Tout ceux qui ont été chômeurs et eut affaire avec ce cher Paul Emploi (et ses Paulettes) sauront de quoi je parle : fort de ce soutien inconditionnel jusqu'au plus haut de l'Etat, cet organisme s'est dédié avec un dévouement qui force l'admiration, à briser toute velléité de tentative d'embryon d'espoir de s'en sortir pour ceux qui s'y rendent.
"Vous qui entrez ici, abandonnez tout espoir"
Ainsi, ce brave Paul a réussi l'improbable synthèse de la lourdeur administrative soviétique et du cynisme comptable néolibéral dans le traitement des dossiers de demandeurs d'emploi : l'inscription nécessite le remplissage de moult formulaires & dossiers afin de préparer le rendez-vous avec un conseiller (sic) qui ne daignera même pas jeter un œil sur ceux-ci –par manque de temps, ou d'envie, ou juste pour vous embêter– avant de vous inscrire d'office pour une formation à la rédaction de CV,  la gestion d'entretien d'embauche, ou le nouage de cravate. Et si vous avez le malheur d'avoir plus de 50 ans, il ajoutera d'un air maussade que de toutes façons vous avez peu de chances de retrouver un emploi (sous-entendu : "pas encore mort à votre âge?"). Qu'à cela ne tienne, vous vous dites que vous ne compterez que sur vous-même, que vous allez monter votre boite et que vous avez juste besoin d'une formation rapide à la création/gestion d'une petite entreprise? Fuyez pauvres fous!
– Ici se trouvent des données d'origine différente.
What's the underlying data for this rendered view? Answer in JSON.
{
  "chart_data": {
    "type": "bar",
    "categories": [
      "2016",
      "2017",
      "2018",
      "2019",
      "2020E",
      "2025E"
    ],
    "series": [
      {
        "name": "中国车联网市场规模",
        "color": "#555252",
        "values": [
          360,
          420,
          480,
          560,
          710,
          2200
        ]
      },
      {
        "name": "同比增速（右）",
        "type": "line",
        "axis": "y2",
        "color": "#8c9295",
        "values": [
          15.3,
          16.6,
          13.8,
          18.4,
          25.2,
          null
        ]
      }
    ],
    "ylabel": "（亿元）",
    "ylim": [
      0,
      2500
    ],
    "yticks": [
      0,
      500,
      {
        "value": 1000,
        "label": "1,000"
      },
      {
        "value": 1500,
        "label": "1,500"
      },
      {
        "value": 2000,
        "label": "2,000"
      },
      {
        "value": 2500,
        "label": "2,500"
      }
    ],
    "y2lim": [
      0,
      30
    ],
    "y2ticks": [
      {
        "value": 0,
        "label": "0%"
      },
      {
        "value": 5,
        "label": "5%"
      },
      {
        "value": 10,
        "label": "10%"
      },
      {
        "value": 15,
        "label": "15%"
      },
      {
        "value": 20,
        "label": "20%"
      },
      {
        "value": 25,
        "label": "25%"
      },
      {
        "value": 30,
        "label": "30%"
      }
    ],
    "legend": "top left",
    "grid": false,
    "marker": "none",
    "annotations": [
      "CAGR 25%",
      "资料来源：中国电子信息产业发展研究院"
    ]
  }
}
A plus de 50 ans, Gandalf est bon pour un bilan de compétence suivi d'un stage de rédaction de lettres de motivations. En boucle.
Finalement, Paul Emploi, c'est un peu une halte-garderie : vous y déposez votre chômeur, et on l'occupe avec des travaux manuels (remplissage de CV, de dossiers de demande de formation, etc...) et des jeux (formation rédaction de CV, bilan de compétences, etc...) dans une ambiance chaleureuse, jusqu'à ce que vous le récupériez le soir.

Bon, je ne sais pas si on peut réformer le marché de l'emploi pour résorber le chômage, mais à mon avis, on peut déjà réformer ce cher Paul : quitte à subir le paradoxe du distributeur automatique, pourquoi ne pas remplacer Paul Emploi par une sorte de gros distributeur automatique de chômeur? Les patrons arriveraient, mettraient une pièce dans le bitoniaux (voir leur carte bancaire, soyons fous), sélectionneraient leur chômeur, et repartirait avec celui-ci sous le bras, avant d'enlever le blister de retour dans leur entreprise. Bon, évidemment, au bout d'un moment, y a des chances que le distributeur tombe en rade et refuse de délivrer le chômeur surdiplomé visé, au profit des chômeurs syndiqués en situation de handicap dont personne ne veut, mais bon, ho hein! C'est ça ou rien!